We return to the car, still 47 degrees, still 70 km for the much-needed shower. In the evening other people arrive, they want to know the reason for our visit. They are part of a semi-governmental organisation, projects concerning the safety of people working in the metal extraction sector. Safety on how to manage a trade that, if organised scrupulously, would bring many benefits to the area. We sit and listen. There are three types of settlements. The industrial one, organised and sealed. The rural artisan one, which has always existed, organised in the villages of the local inhabitants and regulated by the elders. Finally, the artisan one, which arises thanks to the gathering of people who come from everywhere, often without any documents and without history, regulated hopefully by common sense.
Finally morning, we leave the bungalow where the air conditioning spared us, at night it is still 35 degrees. The word has spread, other people ask about us, they sit and wait patiently. They talk with the guide, ask what we have to offer, what we came to do, want to know if we are buyers or adventurers. They tell us about when years ago a white man worked as a buyer gaining their trust. Poorly placed since he had metal handed over and they never saw it again. Six months of work of an entire village stolen. They no longer had money to buy the essentials for survival.

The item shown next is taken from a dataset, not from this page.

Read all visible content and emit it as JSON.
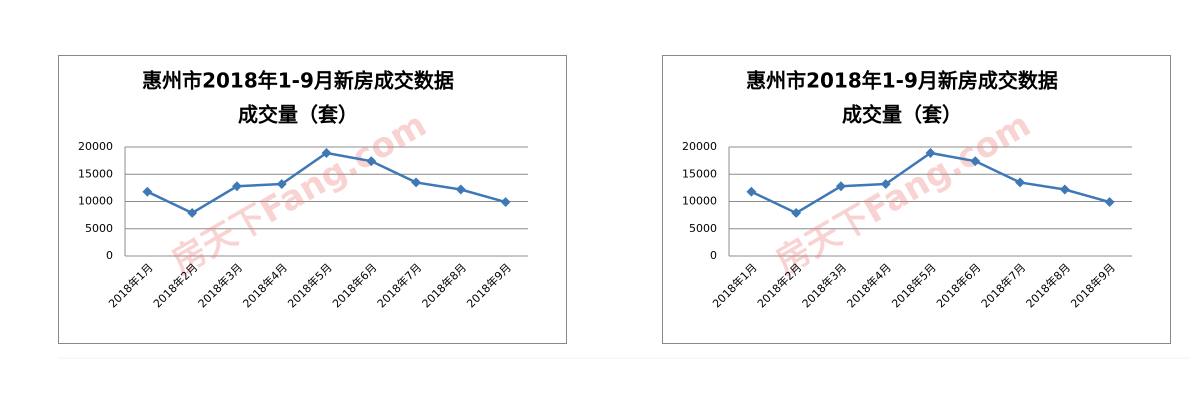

It’s the same everywhere, whites who do not trust blacks, blacks who do not trust whites. The guide advises to leave, the good people, as he calls them, we have already met. It is not the case to meet the bad ones!
800 km return, with a mountain behind us that holds in its belly a metal that, all in all, gives every day what is necessary for the survival of entire villages. Conflicting feelings and judgments that clash continuously in the lively discussions we have on the way back, between the terrible working conditions that we Europeans do not accept, and their way of seeing life.
Perhaps this is the difference. For them it is simple survival.